Un lago in quota a 2200 metri all’interno del Parco del Monviso può essere un luogo per esercitarsi nel volo di droni, ma l’utilizzo dei droni in aree protette e parchi è consentito?
Questa è la domanda che ci siamo posti qualche giorno fa quando il continuo ronzio di un drone ci ha infastiditi durante una tranquilla camminata verso il Lago Alpetto, nelle cui vicinanze sorge la meira, ora museo, utilizzata da Quintino Sella come bivacco per la prima ascensione del Monviso e il più recente, e comodo, rifugio alpino, utilizzato come possibile tappa per il trekking del Giro del Monviso.
Pare incredibile ma è così, il dilagare delle nuove tecnologie sembra si muova di pari passo con la diffusione di comportamenti quantomeno irresponsabili se non incivili. Viaggiare in auto messaggiando con lo smartphone, ascoltare musica o guardare video ad alto volume senza auricolare in luoghi pubblici, devastare i sentieri a velocità sostenute con i quad o le moto rigorosamente con la telecamera fissa sul casco, ecc.. Un mondo di opportunità di racconto e di vivere gli spazi comuni che prevarica i diritti degli altri, siano essi animali o uomini; al centro solo la mia unica necessità …
Ma senza divagare troppo torniamo al nostro fastidioso ronzio che ci sta roteando da vari minuti nel bel mezzo di una natura placida, nella quale si inserisce ogni tanto una risata di qualche altro escursionista seduto a godersi il paesaggio; un ronzio che si avvicina ed allontana, che ci guarda col suo occhi elettronico e registra i nostri movimenti, privandoci anche della nostra riservatezza.
Dopo vari tentativi di contenere il disappunto decidiamo di intervenire segnalando al possessore del drone che è un vero fastidio quel suo giocattolo, e che non ci sembra il luogo ideale per farlo volare. Per tutta risposta riceviamo le solite giustificazioni: ho il patentino, se li vendono si possono usare, che fastidio da, ti ho disturbato per così poco, ecc..
Ebbene per tutti i dronisti accaniti, non se la prenda a male chi rispetta norme e civiltà, sul sito dell’ENAC, Ente Nazionale per l’Aviazione Civile , si ricorda che “nelle aree protette è vietato il sorvolo di velivoli non autorizzati” in base alla legge 6 dicembre 1991, n. 394 che tutela il patrimonio naturale nazionale, individuando le misure di salvaguardia ambientale.  Un divieto di sorvolo prescritto, oltre che dalla normativa nazionale, dalle varie leggi regionali e/o provinciali ed infine dai regolamenti degli enti che gestiscono tali aree. Lo scopo è quello di tutelare l’ambiente di determinate zone protette, quali parchi naturali, aree di interesse biologico e faunistico. E si dia il caso che il Parco Regionale del Monviso abbia questi requisiti. Sicuramente non è piacevole dover multare un turista per l’utilizzo del drone in area Parco, cosa che per altro avviene in altri Parchi italiani vedi le Cinque Terre, ma almeno un severo richiamo e una segnalazione dovrebbe essere la regola.
E l’utilizzo dei droni fuori dalle aree protette? La buona norma dovrebbe essere quella di tutelare e proteggere gli ambienti naturali dove si riscontra la presenza di specie animali di particolare interesse, che è importante salvaguardare. La presenza dei droni può generare stress negli animali tale da generare l’abbandono dei nidi, un po come l’apertura di un locale notturno, poco rispettoso del riposo altrui, potrebbe spingerci a lasciare la nostra abitazione per la ricerca di un ambiente più tranquillo; cosa ne direste?

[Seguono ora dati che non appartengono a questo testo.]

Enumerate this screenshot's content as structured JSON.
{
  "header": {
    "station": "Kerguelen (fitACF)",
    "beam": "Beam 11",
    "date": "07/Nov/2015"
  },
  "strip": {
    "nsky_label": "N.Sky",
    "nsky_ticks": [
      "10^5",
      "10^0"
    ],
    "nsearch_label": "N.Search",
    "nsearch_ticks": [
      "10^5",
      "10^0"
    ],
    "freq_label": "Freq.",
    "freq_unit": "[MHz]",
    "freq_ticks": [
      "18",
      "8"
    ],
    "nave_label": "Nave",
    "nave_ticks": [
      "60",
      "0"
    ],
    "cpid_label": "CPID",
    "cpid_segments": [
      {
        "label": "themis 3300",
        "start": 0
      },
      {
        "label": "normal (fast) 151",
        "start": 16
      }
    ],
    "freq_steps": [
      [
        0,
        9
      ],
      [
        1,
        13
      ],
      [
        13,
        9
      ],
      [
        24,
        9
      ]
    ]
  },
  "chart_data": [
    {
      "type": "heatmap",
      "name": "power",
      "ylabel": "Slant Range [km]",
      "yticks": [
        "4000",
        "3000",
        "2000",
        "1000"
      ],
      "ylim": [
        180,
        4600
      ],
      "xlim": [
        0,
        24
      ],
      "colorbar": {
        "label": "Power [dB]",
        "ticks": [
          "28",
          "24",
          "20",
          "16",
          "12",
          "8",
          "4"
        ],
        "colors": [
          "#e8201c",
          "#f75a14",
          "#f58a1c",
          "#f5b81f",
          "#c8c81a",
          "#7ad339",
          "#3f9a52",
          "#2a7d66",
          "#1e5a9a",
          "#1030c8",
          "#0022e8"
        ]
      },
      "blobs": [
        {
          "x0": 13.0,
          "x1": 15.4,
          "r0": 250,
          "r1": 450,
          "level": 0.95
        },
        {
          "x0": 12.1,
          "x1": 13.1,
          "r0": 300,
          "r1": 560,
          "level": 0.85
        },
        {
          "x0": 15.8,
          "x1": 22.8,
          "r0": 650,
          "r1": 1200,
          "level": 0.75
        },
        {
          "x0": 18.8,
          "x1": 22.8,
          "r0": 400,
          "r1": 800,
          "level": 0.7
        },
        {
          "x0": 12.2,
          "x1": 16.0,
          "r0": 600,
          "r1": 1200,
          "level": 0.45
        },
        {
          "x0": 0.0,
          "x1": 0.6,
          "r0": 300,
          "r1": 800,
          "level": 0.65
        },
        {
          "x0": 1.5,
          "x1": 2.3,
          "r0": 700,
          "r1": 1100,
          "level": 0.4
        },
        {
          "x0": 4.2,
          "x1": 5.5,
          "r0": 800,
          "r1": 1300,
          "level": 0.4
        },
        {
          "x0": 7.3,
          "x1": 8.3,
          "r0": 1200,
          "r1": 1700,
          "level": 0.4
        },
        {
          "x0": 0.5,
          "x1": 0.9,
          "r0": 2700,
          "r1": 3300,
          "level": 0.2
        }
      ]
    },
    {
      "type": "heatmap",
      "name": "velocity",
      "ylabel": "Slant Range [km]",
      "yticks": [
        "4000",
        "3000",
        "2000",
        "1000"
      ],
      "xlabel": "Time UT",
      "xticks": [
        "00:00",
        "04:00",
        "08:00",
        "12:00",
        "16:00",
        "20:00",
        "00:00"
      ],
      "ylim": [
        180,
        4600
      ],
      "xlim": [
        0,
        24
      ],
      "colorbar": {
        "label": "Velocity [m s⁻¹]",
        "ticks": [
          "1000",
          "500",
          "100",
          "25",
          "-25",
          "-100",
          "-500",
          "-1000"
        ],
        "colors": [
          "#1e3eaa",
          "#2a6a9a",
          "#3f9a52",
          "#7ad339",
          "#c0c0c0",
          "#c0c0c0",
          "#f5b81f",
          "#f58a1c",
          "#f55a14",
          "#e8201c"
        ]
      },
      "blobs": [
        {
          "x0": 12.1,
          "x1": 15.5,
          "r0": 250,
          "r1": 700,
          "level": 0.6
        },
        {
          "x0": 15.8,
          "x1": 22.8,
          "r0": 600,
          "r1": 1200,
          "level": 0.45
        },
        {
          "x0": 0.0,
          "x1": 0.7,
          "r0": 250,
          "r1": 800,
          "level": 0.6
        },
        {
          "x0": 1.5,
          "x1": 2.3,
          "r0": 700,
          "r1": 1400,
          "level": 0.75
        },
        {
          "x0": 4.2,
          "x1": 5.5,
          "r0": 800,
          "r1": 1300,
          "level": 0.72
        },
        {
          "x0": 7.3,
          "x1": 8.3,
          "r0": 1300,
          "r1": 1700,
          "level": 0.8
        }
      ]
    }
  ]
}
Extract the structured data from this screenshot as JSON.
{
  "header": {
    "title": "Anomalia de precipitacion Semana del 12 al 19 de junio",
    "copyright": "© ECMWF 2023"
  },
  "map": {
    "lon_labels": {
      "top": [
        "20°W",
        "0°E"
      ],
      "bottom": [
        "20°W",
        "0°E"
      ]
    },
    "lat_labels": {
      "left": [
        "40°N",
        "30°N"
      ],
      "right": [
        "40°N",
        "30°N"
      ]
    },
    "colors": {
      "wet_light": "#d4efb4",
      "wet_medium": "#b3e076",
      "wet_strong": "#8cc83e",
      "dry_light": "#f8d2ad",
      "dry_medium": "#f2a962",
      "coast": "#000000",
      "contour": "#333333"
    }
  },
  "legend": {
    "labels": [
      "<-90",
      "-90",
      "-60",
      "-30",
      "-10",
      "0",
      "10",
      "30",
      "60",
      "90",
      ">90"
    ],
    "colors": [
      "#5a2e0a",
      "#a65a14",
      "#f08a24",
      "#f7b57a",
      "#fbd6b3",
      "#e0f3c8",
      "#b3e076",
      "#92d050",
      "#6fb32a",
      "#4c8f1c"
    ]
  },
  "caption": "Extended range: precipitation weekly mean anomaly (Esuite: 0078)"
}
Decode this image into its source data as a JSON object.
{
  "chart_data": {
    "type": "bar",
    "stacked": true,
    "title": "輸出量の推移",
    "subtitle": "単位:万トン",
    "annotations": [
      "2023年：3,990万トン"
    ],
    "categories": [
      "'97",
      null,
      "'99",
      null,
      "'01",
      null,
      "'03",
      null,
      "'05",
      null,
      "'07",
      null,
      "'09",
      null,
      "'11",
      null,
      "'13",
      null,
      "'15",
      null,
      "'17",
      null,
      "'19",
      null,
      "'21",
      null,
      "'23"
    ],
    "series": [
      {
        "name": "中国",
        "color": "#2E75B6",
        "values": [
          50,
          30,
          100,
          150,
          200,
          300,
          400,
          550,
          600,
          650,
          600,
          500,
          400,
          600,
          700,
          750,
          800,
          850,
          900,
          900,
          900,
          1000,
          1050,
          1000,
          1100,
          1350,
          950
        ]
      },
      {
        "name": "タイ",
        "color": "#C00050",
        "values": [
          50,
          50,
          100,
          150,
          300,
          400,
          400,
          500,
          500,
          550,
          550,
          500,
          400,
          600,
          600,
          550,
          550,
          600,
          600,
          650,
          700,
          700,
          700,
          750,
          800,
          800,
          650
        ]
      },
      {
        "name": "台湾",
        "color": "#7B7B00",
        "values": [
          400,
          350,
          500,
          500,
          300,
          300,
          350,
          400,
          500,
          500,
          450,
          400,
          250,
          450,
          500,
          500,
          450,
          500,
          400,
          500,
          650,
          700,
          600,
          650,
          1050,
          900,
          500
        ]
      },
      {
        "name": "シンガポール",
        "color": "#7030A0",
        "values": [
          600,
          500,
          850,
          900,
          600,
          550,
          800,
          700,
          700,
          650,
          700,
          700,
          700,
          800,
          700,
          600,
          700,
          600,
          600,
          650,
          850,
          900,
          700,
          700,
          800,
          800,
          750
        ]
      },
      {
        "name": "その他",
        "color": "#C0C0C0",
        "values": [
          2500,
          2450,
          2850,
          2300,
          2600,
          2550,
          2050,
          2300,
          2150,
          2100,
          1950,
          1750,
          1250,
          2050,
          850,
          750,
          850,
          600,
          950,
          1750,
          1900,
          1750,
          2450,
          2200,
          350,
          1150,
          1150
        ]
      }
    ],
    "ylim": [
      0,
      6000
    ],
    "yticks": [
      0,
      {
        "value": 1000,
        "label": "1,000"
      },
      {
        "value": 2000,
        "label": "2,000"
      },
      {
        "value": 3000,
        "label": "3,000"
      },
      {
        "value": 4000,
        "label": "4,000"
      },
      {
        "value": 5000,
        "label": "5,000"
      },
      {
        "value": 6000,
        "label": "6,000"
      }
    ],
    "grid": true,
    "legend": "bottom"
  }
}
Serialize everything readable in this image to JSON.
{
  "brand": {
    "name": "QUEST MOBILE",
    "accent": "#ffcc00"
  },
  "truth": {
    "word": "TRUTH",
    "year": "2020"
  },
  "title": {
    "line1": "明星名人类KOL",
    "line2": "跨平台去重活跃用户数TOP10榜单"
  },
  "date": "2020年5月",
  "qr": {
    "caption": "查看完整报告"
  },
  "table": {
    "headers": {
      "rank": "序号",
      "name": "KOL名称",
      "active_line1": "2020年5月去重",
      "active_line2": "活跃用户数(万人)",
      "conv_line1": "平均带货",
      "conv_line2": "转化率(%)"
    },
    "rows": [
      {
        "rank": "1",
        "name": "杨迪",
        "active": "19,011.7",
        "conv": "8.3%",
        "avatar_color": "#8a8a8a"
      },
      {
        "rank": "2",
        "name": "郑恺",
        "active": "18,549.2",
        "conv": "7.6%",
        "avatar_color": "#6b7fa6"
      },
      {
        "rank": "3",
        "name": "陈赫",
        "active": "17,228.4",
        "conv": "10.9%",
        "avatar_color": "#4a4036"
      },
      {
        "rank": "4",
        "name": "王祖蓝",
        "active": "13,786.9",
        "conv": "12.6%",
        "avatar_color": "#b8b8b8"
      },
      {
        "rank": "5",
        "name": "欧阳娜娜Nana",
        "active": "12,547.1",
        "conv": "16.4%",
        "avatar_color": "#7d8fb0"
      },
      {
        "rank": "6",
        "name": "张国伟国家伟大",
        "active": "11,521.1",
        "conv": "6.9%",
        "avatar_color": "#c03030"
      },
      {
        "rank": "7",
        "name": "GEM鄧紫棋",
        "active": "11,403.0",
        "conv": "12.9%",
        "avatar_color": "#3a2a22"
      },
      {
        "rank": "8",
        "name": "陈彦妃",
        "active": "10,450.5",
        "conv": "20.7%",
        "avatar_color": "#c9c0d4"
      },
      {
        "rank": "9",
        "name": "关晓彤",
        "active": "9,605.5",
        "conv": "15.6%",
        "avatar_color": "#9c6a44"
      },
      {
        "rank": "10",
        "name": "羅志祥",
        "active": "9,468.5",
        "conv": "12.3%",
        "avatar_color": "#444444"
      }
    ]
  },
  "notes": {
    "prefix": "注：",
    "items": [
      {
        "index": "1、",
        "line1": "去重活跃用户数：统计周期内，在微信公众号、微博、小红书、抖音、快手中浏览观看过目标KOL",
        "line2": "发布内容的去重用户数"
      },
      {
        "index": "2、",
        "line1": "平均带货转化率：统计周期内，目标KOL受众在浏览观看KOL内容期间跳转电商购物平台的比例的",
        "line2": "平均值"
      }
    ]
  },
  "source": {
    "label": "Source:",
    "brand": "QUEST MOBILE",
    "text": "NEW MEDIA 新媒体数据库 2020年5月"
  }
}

Certo che scrivere di queste cose,  seppur importante, non è sufficiente; la realtà sul campo, l’attenta vigilanza del territorio del Parco del Monviso da parte dei Guardiaparco dovrebbe essere parte integrante del ruolo dell’Ente, ma in vari anni di frequentazione del Parco è stato raro imbattersi in controlli sul territorio. La mancanza di visibilità del Parco si manifesta in maniera evidente anche a Pian del Re dove l’unica presenza delle istituzioni locali (Comune di Crissolo) è legata al piccolo gabbiotto/rifugio per gli addetti all’esazione del costo biglietto per il parcheggio.
Insomma dove nasce il Po, dove partono molti viaggiatori sui sentieri di trekking, che portano tra gli altri allo storico Buco di Viso e all’anello del Trekking del Monviso, non c’è nessuno a verificare, controllare e raccontare cosa sia il Parco e di come ci si debba comportare (ad esempio che per camminare sui sentieri sandali o scarpe da ginnastica non sono propriamente indicati…). A Pian del Re solo una semplice bacheca, con indicazioni sommarie, dove non è presente il divieto di utilizzo dei droni, e il desolante posteggio.